Obwohl sie bis zum Ende ihres Lebens in Neapel blieb, zeigen Aufzeichnungen, dass sie einige Jahre lang nach London reiste. Das lag unter anderem daran, dass ihr Vater, der Hofmaler von Karl I. war, den Auftrag erhielt, ein Fresko für die Residenz von Königin Henrietta Maria, der Frau von Karl I., in Greenwich zu malen. Es wird angenommen, dass Gentileschi nach England ging, um ihrem Vater, der schon sehr alt war, bei dem Fresko zu helfen. Ihr Vater verstarb 1639 im Alter von 75 Jahren.

Aufzeichnungen zeigen, dass Gentileschi nach dem Tod ihres Vaters in England blieb und dass sie wahrscheinlich bis 1642 blieb, als der Bürgerkrieg ausbrach.
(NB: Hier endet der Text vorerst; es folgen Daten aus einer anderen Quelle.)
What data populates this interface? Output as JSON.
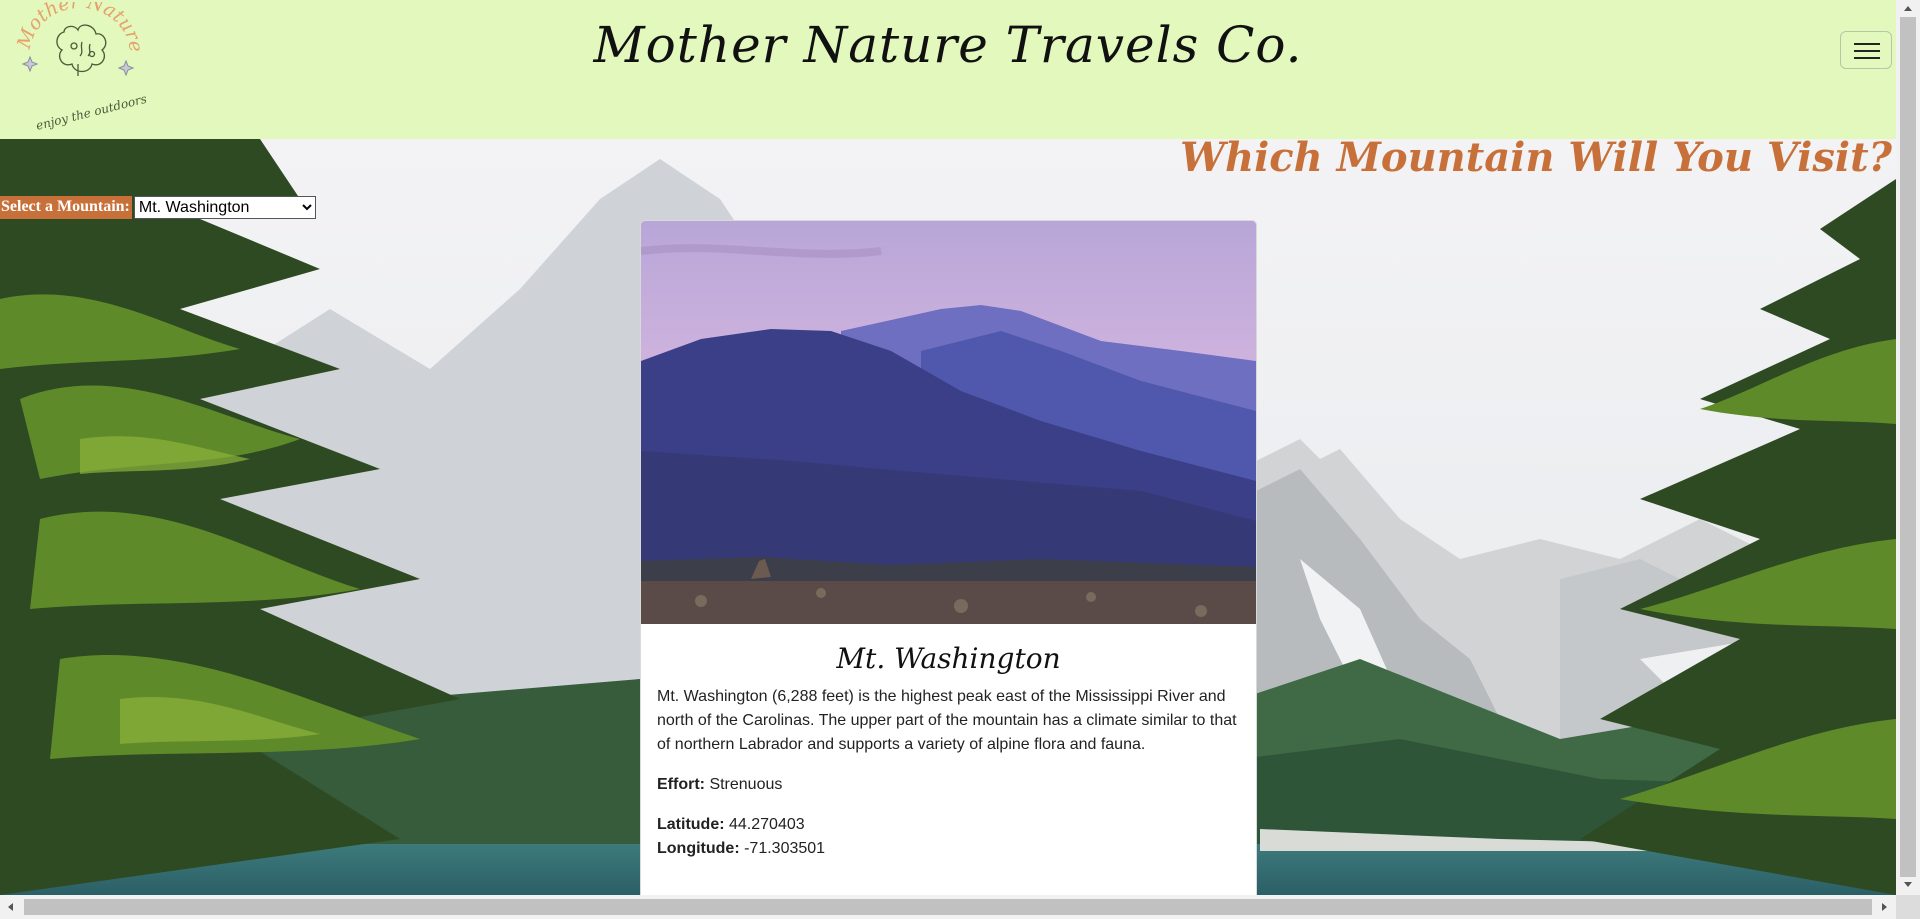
{
  "header": {
    "logo_text": "Mother Nature",
    "logo_tagline": "enjoy the outdoors!",
    "site_title": "Mother Nature Travels Co.",
    "menu_icon": "hamburger-icon",
    "background_color": "#e2f8bc"
  },
  "page": {
    "heading": "Which Mountain Will You Visit?",
    "accent_color": "#c8703a"
  },
  "selector": {
    "label": "Select a Mountain:",
    "selected": "Mt. Washington"
  },
  "card": {
    "title": "Mt. Washington",
    "description": "Mt. Washington (6,288 feet) is the highest peak east of the Mississippi River and north of the Carolinas. The upper part of the mountain has a climate similar to that of northern Labrador and supports a variety of alpine flora and fauna.",
    "effort_label": "Effort:",
    "effort_value": "Strenuous",
    "latitude_label": "Latitude:",
    "latitude_value": "44.270403",
    "longitude_label": "Longitude:",
    "longitude_value": "-71.303501"
  }
}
Während dieser Zeit in London malte Gentileschi einige ihrer berühmtesten Werke, darunter ihr Selbstporträt als Allegorie der Malerei (1638).

 

 

Inspirierende Artemisia Gentileschi Zitate

Der Geist von Artemisia Gentileschi zeigt sich in den Archiven dessen, was sie zu Lebzeiten geschrieben hat. Wenn wir uns einige ihrer Zitate ansehen, bekommen wir ein klareres Bild von ihrer Persönlichkeit und den Herausforderungen, denen sie sich als Künstlerin in einer von Männern dominierten Welt stellen musste. Im Folgenden findest du fünf unserer Lieblingszitate von Artemisia Gentileschi:

  • „Solange ich lebe, werde ich die Kontrolle über mein Wesen haben.“
  • „Ich habe ein feierliches Gelübde abgelegt, niemals meine Zeichnungen zu verschicken, weil die Leute mich betrogen haben. Erst heute habe ich erfahren, dass der Bischof von St. Gata eine Zeichnung der Seelen im Fegefeuer angefertigt hat und, um weniger Geld auszugeben, einen anderen Maler beauftragt hat, das Gemälde mit meiner Arbeit zu malen. Wenn ich ein Mann wäre, kann ich mir nicht vorstellen, dass es so ausgegangen wäre.“
  • „Meine illustre Lordschaft, ich werde dir zeigen, was eine Frau tun kann.“
  • „Sie [Kunden] kommen zu einer Frau mit dieser Art von Talent, nämlich die Themen in meiner Malerei zu variieren; nie hat jemand in meinen Bildern eine Wiederholung der Erfindung gefunden, nicht einmal von einer Hand.“
  • „Du wirst den Geist Cäsars in der Seele einer Frau finden.“

Selbstportrait gentileschiSelbstporträt als Lautenspieler (zwischen 1615 und 1617); Artemisia Gentileschi, Public domain, via Wikimedia Commons

 

 

Fünf interessante Fakten über Artemisia Gentileschi

Obwohl sie zu ihrer Zeit von vielen ihrer männlichen Zeitgenossen überschattet wurde, gilt Artemisia Gentileschi heute als eine der angesehensten Malerinnen des Barock.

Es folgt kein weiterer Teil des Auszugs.